First of its kind lithium-ion battery.
By Sreekanth A Nair
Researchers from Stanford University have developed a new technology that can prevent battery fires due to overheating. The lithium-ion battery shuts down before overheating and restarts when the temperature comes down.
The new technology could prevent the kind of fires that have prompted recalls and bans on a wide range of battery-powered devices, from recliners and computers to navigation systems and hoverboards.
The battery is considered as the first of its kind.
“People have tried different strategies to solve the problem of accidental fires in lithium-ion batteries,” said Zhenan Bao, a professor of chemical engineering at Stanford.
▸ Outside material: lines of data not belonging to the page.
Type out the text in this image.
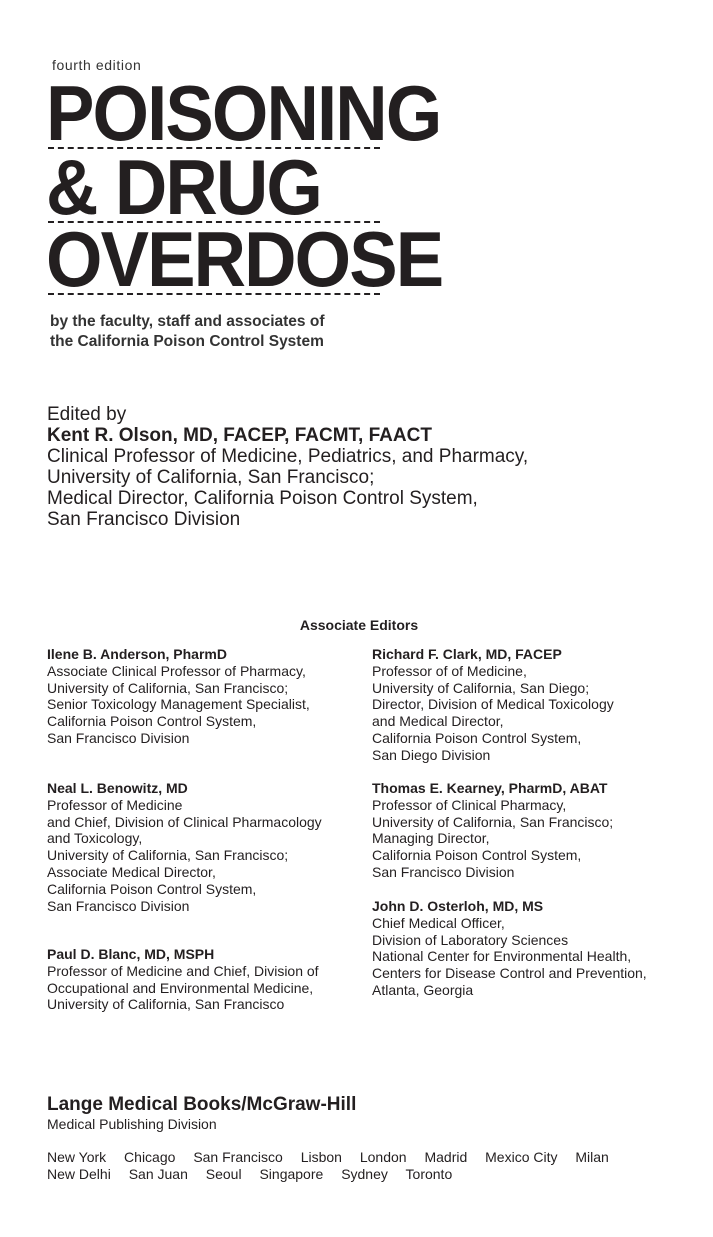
fourth edition
POISONING
& DRUG
OVERDOSE
by the faculty, staff and associates of
the California Poison Control System
Edited by
Kent R. Olson, MD, FACEP, FACMT, FAACT
Clinical Professor of Medicine, Pediatrics, and Pharmacy,
University of California, San Francisco;
Medical Director, California Poison Control System,
San Francisco Division
Associate Editors
Ilene B. Anderson, PharmD
Associate Clinical Professor of Pharmacy,
University of California, San Francisco;
Senior Toxicology Management Specialist,
California Poison Control System,
San Francisco Division
Neal L. Benowitz, MD
Professor of Medicine
and Chief, Division of Clinical Pharmacology
and Toxicology,
University of California, San Francisco;
Associate Medical Director,
California Poison Control System,
San Francisco Division
Paul D. Blanc, MD, MSPH
Professor of Medicine and Chief, Division of
Occupational and Environmental Medicine,
University of California, San Francisco
Richard F. Clark, MD, FACEP
Professor of of Medicine,
University of California, San Diego;
Director, Division of Medical Toxicology
and Medical Director,
California Poison Control System,
San Diego Division
Thomas E. Kearney, PharmD, ABAT
Professor of Clinical Pharmacy,
University of California, San Francisco;
Managing Director,
California Poison Control System,
San Francisco Division
John D. Osterloh, MD, MS
Chief Medical Officer,
Division of Laboratory Sciences
National Center for Environmental Health,
Centers for Disease Control and Prevention,
Atlanta, Georgia
Lange Medical Books/McGraw-Hill
Medical Publishing Division
New York Chicago San Francisco Lisbon London Madrid Mexico City Milan
New Delhi San Juan Seoul Singapore Sydney Toronto
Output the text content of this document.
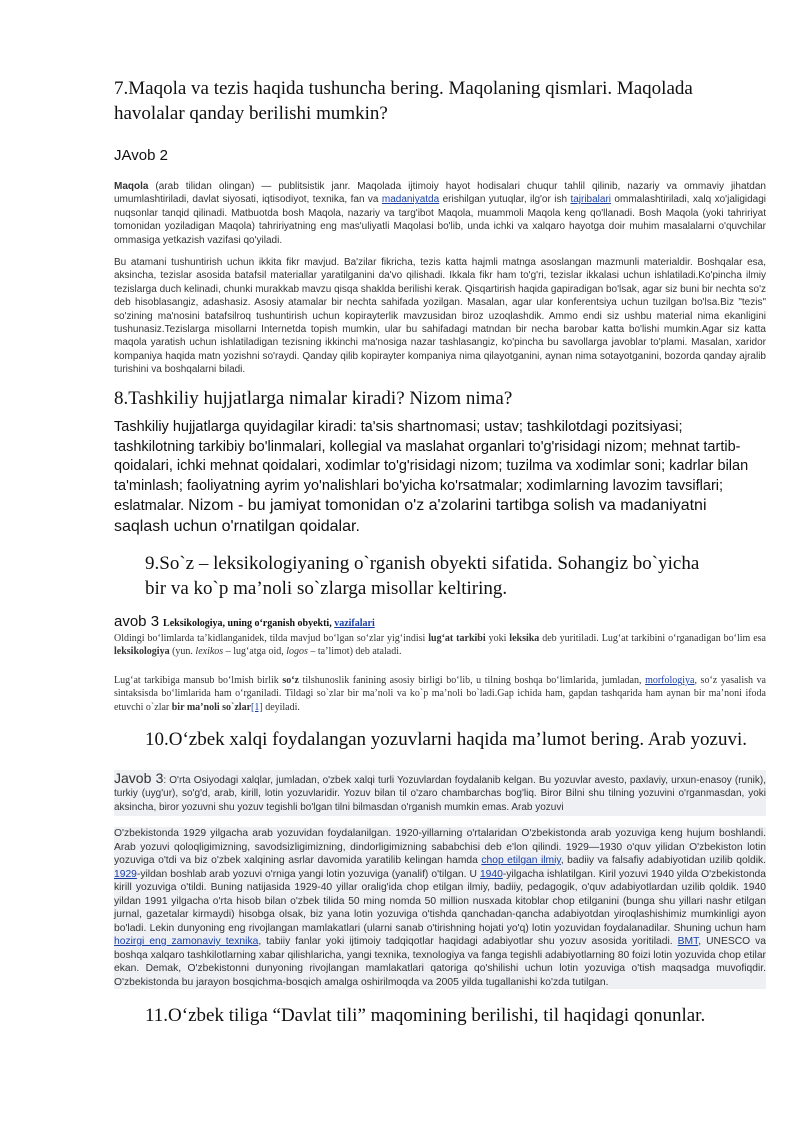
7.Maqola va tezis haqida tushuncha bering. Maqolaning qismlari. Maqolada havolalar qanday berilishi mumkin?
JAvob 2
Maqola (arab tilidan olingan) — publitsistik janr. Maqolada ijtimoiy hayot hodisalari chuqur tahlil qilinib, nazariy va ommaviy jihatdan umumlashtiriladi, davlat siyosati, iqtisodiyot, texnika, fan va madaniyatda erishilgan yutuqlar, ilg'or ish tajribalari ommalashtiriladi, xalq xo'jaligidagi nuqsonlar tanqid qilinadi. Matbuotda bosh Maqola, nazariy va targ'ibot Maqola, muammoli Maqola keng qo'llanadi. Bosh Maqola (yoki tahririyat tomonidan yoziladigan Maqola) tahririyatning eng mas'uliyatli Maqolasi bo'lib, unda ichki va xalqaro hayotga doir muhim masalalarni o'quvchilar ommasiga yetkazish vazifasi qo'yiladi.
Bu atamani tushuntirish uchun ikkita fikr mavjud. Ba'zilar fikricha, tezis katta hajmli matnga asoslangan mazmunli materialdir. Boshqalar esa, aksincha, tezislar asosida batafsil materiallar yaratilganini da'vo qilishadi. Ikkala fikr ham to'g'ri, tezislar ikkalasi uchun ishlatiladi.Ko'pincha ilmiy tezislarga duch kelinadi, chunki murakkab mavzu qisqa shaklda berilishi kerak. Qisqartirish haqida gapiradigan bo'lsak, agar siz buni bir nechta so'z deb hisoblasangiz, adashasiz. Asosiy atamalar bir nechta sahifada yozilgan. Masalan, agar ular konferentsiya uchun tuzilgan bo'lsa.Biz "tezis" so'zining ma'nosini batafsilroq tushuntirish uchun kopirayterlik mavzusidan biroz uzoqlashdik. Ammo endi siz ushbu material nima ekanligini tushunasiz.Tezislarga misollarni Internetda topish mumkin, ular bu sahifadagi matndan bir necha barobar katta bo'lishi mumkin.Agar siz katta maqola yaratish uchun ishlatiladigan tezisning ikkinchi ma'nosiga nazar tashlasangiz, ko'pincha bu savollarga javoblar to'plami. Masalan, xaridor kompaniya haqida matn yozishni so'raydi. Qanday qilib kopirayter kompaniya nima qilayotganini, aynan nima sotayotganini, bozorda qanday ajralib turishini va boshqalarni biladi.
8.Tashkiliy hujjatlarga nimalar kiradi? Nizom nima?
Tashkiliy hujjatlarga quyidagilar kiradi: ta'sis shartnomasi; ustav; tashkilotdagi pozitsiyasi; tashkilotning tarkibiy bo'linmalari, kollegial va maslahat organlari to'g'risidagi nizom; mehnat tartib-qoidalari, ichki mehnat qoidalari, xodimlar to'g'risidagi nizom; tuzilma va xodimlar soni; kadrlar bilan ta'minlash; faoliyatning ayrim yo'nalishlari bo'yicha ko'rsatmalar; xodimlarning lavozim tavsiflari; eslatmalar. Nizom - bu jamiyat tomonidan o'z a'zolarini tartibga solish va madaniyatni saqlash uchun o'rnatilgan qoidalar.
9.So`z – leksikologiyaning o`rganish obyekti sifatida. Sohangiz bo`yicha bir va ko`p ma’noli so`zlarga misollar keltiring.
avob 3 Leksikologiya, uning o‘rganish obyekti, vazifalari
Oldingi bo‘limlarda ta’kidlanganidek, tilda mavjud bo‘lgan so‘zlar yig‘indisi lug‘at tarkibi yoki leksika deb yuritiladi. Lug‘at tarkibini o‘rganadigan bo‘lim esa leksikologiya (yun. lexikos – lug‘atga oid, logos – ta’limot) deb ataladi.
Lug‘at tarkibiga mansub bo‘lmish birlik so‘z tilshunoslik fanining asosiy birligi bo‘lib, u tilning boshqa bo‘limlarida, jumladan, morfologiya, so‘z yasalish va sintaksisda bo‘limlarida ham o‘rganiladi. Tildagi so`zlar bir ma’noli va ko`p ma’noli bo`ladi.Gap ichida ham, gapdan tashqarida ham aynan bir ma’noni ifoda etuvchi o`zlar bir ma’noli so`zlar[1] deyiladi.
10.O‘zbek xalqi foydalangan yozuvlarni haqida ma’lumot bering. Arab yozuvi.
Javob 3: O'rta Osiyodagi xalqlar, jumladan, o'zbek xalqi turli Yozuvlardan foydalanib kelgan. Bu yozuvlar avesto, paxlaviy, urxun-enasoy (runik), turkiy (uyg'ur), so'g'd, arab, kirill, lotin yozuvlaridir. Yozuv bilan til o'zaro chambarchas bog'liq. Biror Bilni shu tilning yozuvini o'rganmasdan, yoki aksincha, biror yozuvni shu yozuv tegishli bo'lgan tilni bilmasdan o'rganish mumkin emas. Arab yozuvi
O'zbekistonda 1929 yilgacha arab yozuvidan foydalanilgan. 1920-yillarning o'rtalaridan O'zbekistonda arab yozuviga keng hujum boshlandi. Arab yozuvi qoloqligimizning, savodsizligimizning, dindorligimizning sababchisi deb e'lon qilindi. 1929—1930 o'quv yilidan O'zbekiston lotin yozuviga o'tdi va biz o'zbek xalqining asrlar davomida yaratilib kelingan hamda chop etilgan ilmiy, badiiy va falsafiy adabiyotidan uzilib qoldik. 1929-yildan boshlab arab yozuvi o'rniga yangi lotin yozuviga (yanalif) o'tilgan. U 1940-yilgacha ishlatilgan. Kiril yozuvi 1940 yilda O'zbekistonda kirill yozuviga o'tildi. Buning natijasida 1929-40 yillar oralig'ida chop etilgan ilmiy, badiiy, pedagogik, o'quv adabiyotlardan uzilib qoldik. 1940 yildan 1991 yilgacha o'rta hisob bilan o'zbek tilida 50 ming nomda 50 million nusxada kitoblar chop etilganini (bunga shu yillari nashr etilgan jurnal, gazetalar kirmaydi) hisobga olsak, biz yana lotin yozuviga o'tishda qanchadan-qancha adabiyotdan yiroqlashishimiz mumkinligi ayon bo'ladi. Lekin dunyoning eng rivojlangan mamlakatlari (ularni sanab o'tirishning hojati yo'q) lotin yozuvidan foydalanadilar. Shuning uchun ham hozirgi eng zamonaviy texnika, tabiiy fanlar yoki ijtimoiy tadqiqotlar haqidagi adabiyotlar shu yozuv asosida yoritiladi. BMT, UNESCO va boshqa xalqaro tashkilotlarning xabar qilishlaricha, yangi texnika, texnologiya va fanga tegishli adabiyotlarning 80 foizi lotin yozuvida chop etilar ekan. Demak, O'zbekistonni dunyoning rivojlangan mamlakatlari qatoriga qo'shilishi uchun lotin yozuviga o'tish maqsadga muvofiqdir. O'zbekistonda bu jarayon bosqichma-bosqich amalga oshirilmoqda va 2005 yilda tugallanishi ko'zda tutilgan.
11.O‘zbek tiliga “Davlat tili” maqomining berilishi, til haqidagi qonunlar.
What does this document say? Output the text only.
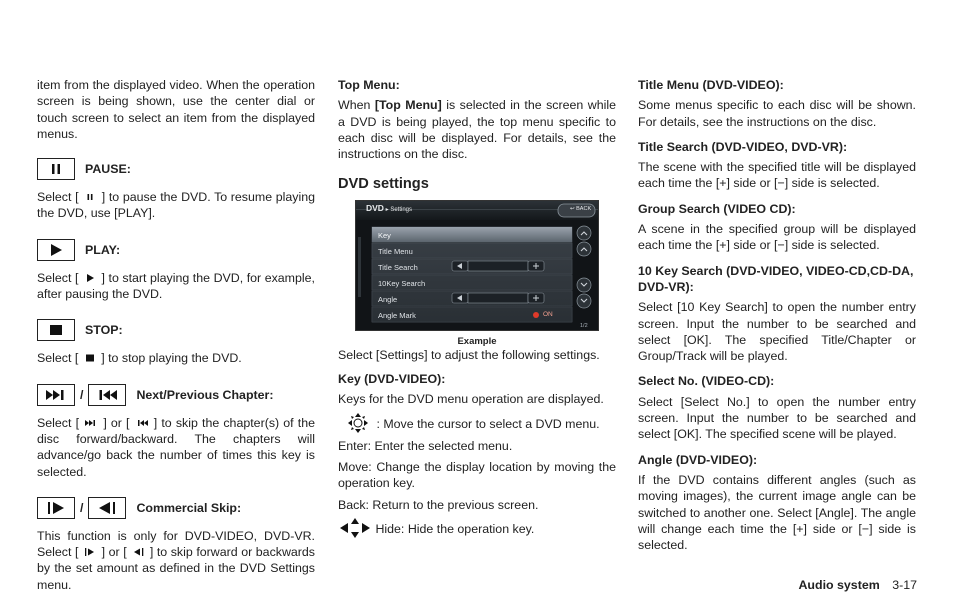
item from the displayed video. When the operation screen is being shown, use the center dial or touch screen to select an item from the displayed menus.

PAUSE:

Select [ ] to pause the DVD. To resume playing the DVD, use [PLAY].

PLAY:

Select [ ] to start playing the DVD, for example, after pausing the DVD.

STOP:

Select [ ] to stop playing the DVD.

/	Next/Previous Chapter:

Select [ ] or [ ] to skip the chapter(s) of the disc forward/backward. The chapters will advance/go back the number of times this key is selected.

/	Commercial Skip:

This function is only for DVD-VIDEO, DVD-VR. Select [ ] or [ ] to skip forward or backwards by the set amount as defined in the DVD Settings menu.

Top Menu:

When [Top Menu] is selected in the screen while a DVD is being played, the top menu specific to each disc will be displayed. For details, see the instructions on the disc.

DVD settings
DVD ▸ Settings	↩ BACK
Key
Title Menu
Title Search
10Key Search
Angle
Angle Mark	ON
1/2
Example

Select [Settings] to adjust the following settings.

Key (DVD-VIDEO):

Keys for the DVD menu operation are displayed.

: Move the cursor to select a DVD menu.

Enter: Enter the selected menu.

Move: Change the display location by moving the operation key.

Back: Return to the previous screen.

Hide: Hide the operation key.

Title Menu (DVD-VIDEO):

Some menus specific to each disc will be shown. For details, see the instructions on the disc.

Title Search (DVD-VIDEO, DVD-VR):

The scene with the specified title will be displayed each time the [+] side or [−] side is selected.

Group Search (VIDEO CD):

A scene in the specified group will be displayed each time the [+] side or [−] side is selected.

10 Key Search (DVD-VIDEO, VIDEO-CD,CD-DA, DVD-VR):

Select [10 Key Search] to open the number entry screen. Input the number to be searched and select [OK]. The specified Title/Chapter or Group/Track will be played.

Select No. (VIDEO-CD):

Select [Select No.] to open the number entry screen. Input the number to be searched and select [OK]. The specified scene will be played.

Angle (DVD-VIDEO):

If the DVD contains different angles (such as moving images), the current image angle can be switched to another one. Select [Angle]. The angle will change each time the [+] side or [−] side is selected.

Audio system 3-17
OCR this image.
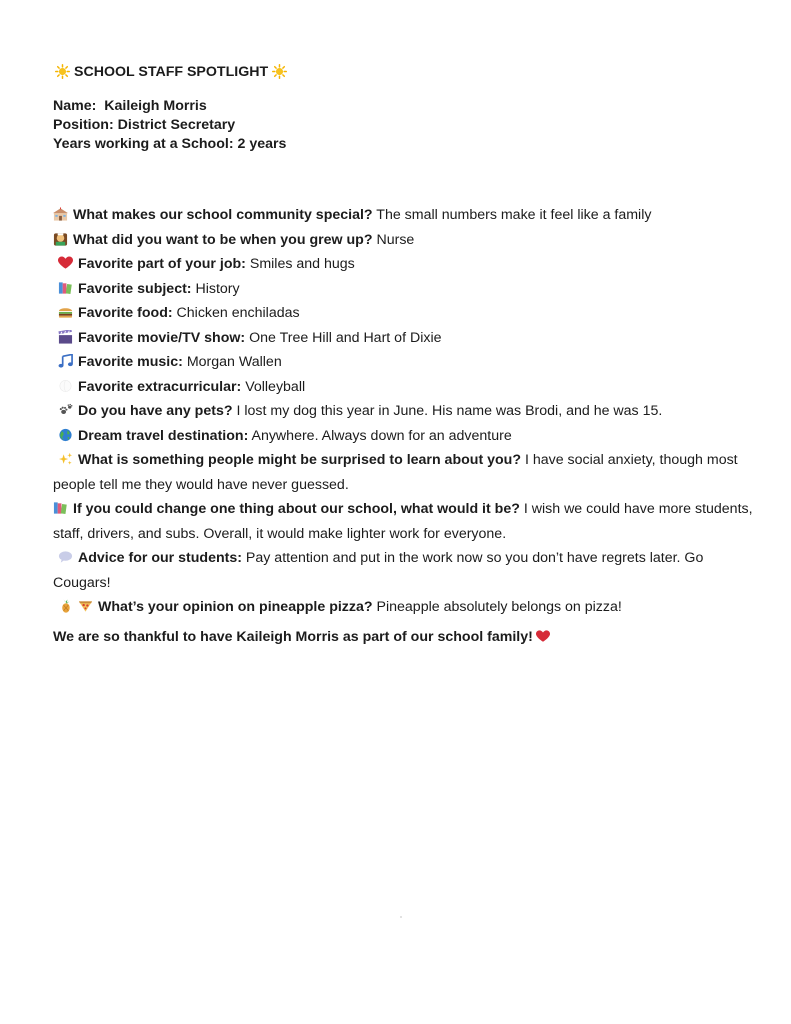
SCHOOL STAFF SPOTLIGHT
Name: Kaileigh Morris
Position: District Secretary
Years working at a School: 2 years
What makes our school community special? The small numbers make it feel like a family
What did you want to be when you grew up? Nurse
Favorite part of your job: Smiles and hugs
Favorite subject: History
Favorite food: Chicken enchiladas
Favorite movie/TV show: One Tree Hill and Hart of Dixie
Favorite music: Morgan Wallen
Favorite extracurricular: Volleyball
Do you have any pets? I lost my dog this year in June. His name was Brodi, and he was 15.
Dream travel destination: Anywhere. Always down for an adventure
What is something people might be surprised to learn about you? I have social anxiety, though most people tell me they would have never guessed.
If you could change one thing about our school, what would it be? I wish we could have more students, staff, drivers, and subs. Overall, it would make lighter work for everyone.
Advice for our students: Pay attention and put in the work now so you don’t have regrets later. Go Cougars!
What’s your opinion on pineapple pizza? Pineapple absolutely belongs on pizza!
We are so thankful to have Kaileigh Morris as part of our school family!
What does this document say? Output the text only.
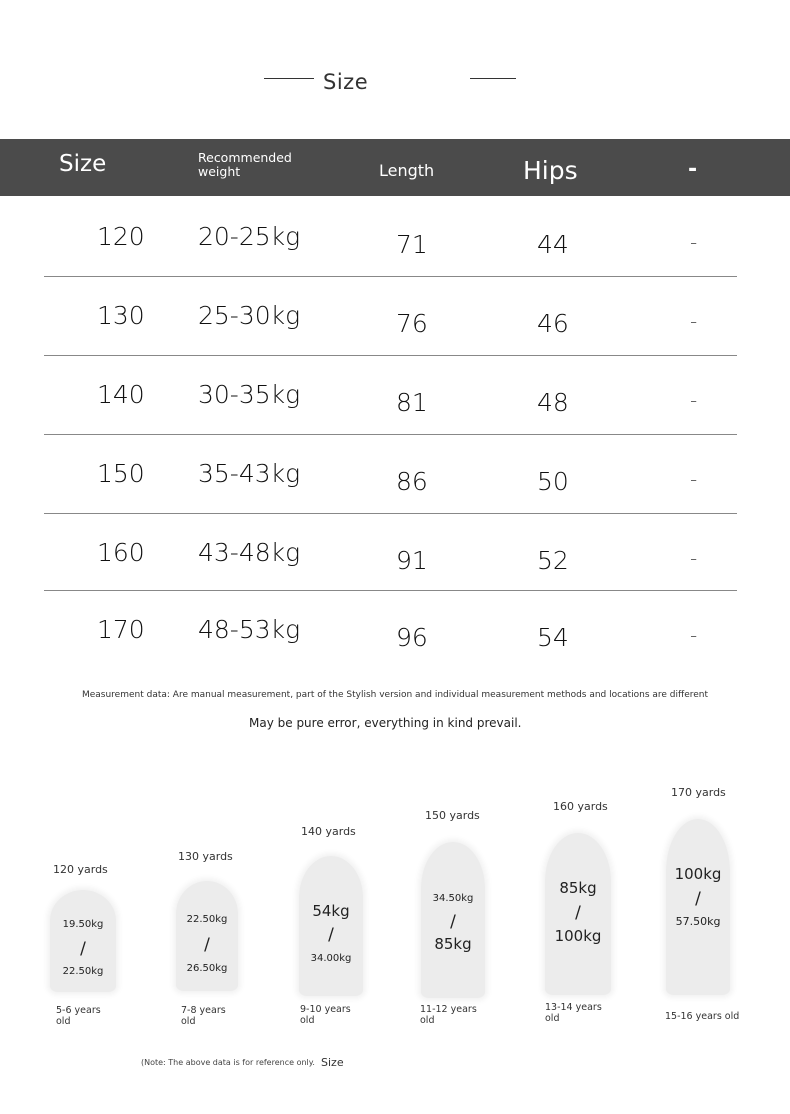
Size
Size	Recommended weight	Length	Hips	-
120 20-25kg	71	44	-
130 25-30kg	76	46	-
140 30-35kg	81	48	-
150 35-43kg	86	50	-
160 43-48kg	91	52	-
170 48-53kg	96	54	-
Measurement data: Are manual measurement, part of the Stylish version and individual measurement methods and locations are different
May be pure error, everything in kind prevail.
120 yards
19.50kg
/
22.50kg
5-6 years old
130 yards
22.50kg
/
26.50kg
7-8 years old
140 yards
54kg
/
34.00kg
9-10 years old
150 yards
34.50kg
/
85kg
11-12 years old
160 yards
85kg
/
100kg
13-14 years old
170 yards
100kg
/
57.50kg
15-16 years old
(Note: The above data is for reference only. Size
“We’ve designed the first battery that can be shut down and revived over repeated heating and cooling cycles without compromising performance,” he added.
The techniques used to prevent overheating problems were irreversible. So the battery gets dysfunctional after it overheats.
To solve this problem, study co-author Cui Bao and postdoctoral scholar Zheng Chen turned to nanotechnology. Bao recently invented a wearable sensor to monitor human body temperature. The sensor is made of a plastic material embedded with tiny particles of nickel with nanoscale spikes protruding from their surface.
For the battery experiment, the researchers coated the spiky nickel particles with graphene, an atom-thick layer of carbon, and embedded the particles in a thin film of elastic polyethylene.
“We attached the polyethylene film to one of the battery electrodes so that an electric current could flow through it,” said Chen, lead author of the study.
“To conduct electricity, the spiky particles have to physically touch one another. But during thermal expansion, polyethylene stretches. That causes the particles to spread apart, making the film nonconductive so that electricity can no longer flow through the battery,” he added.
When the researchers heated the battery above 160 F (70 C), the polyethylene film quickly expanded like a balloon, causing the spiky particles to separate and the battery to shut down. But when the temperature dropped back down to 160 F (70 C), the polyethylene shrunk, the particles came back into contact, and the battery started generating electricity again.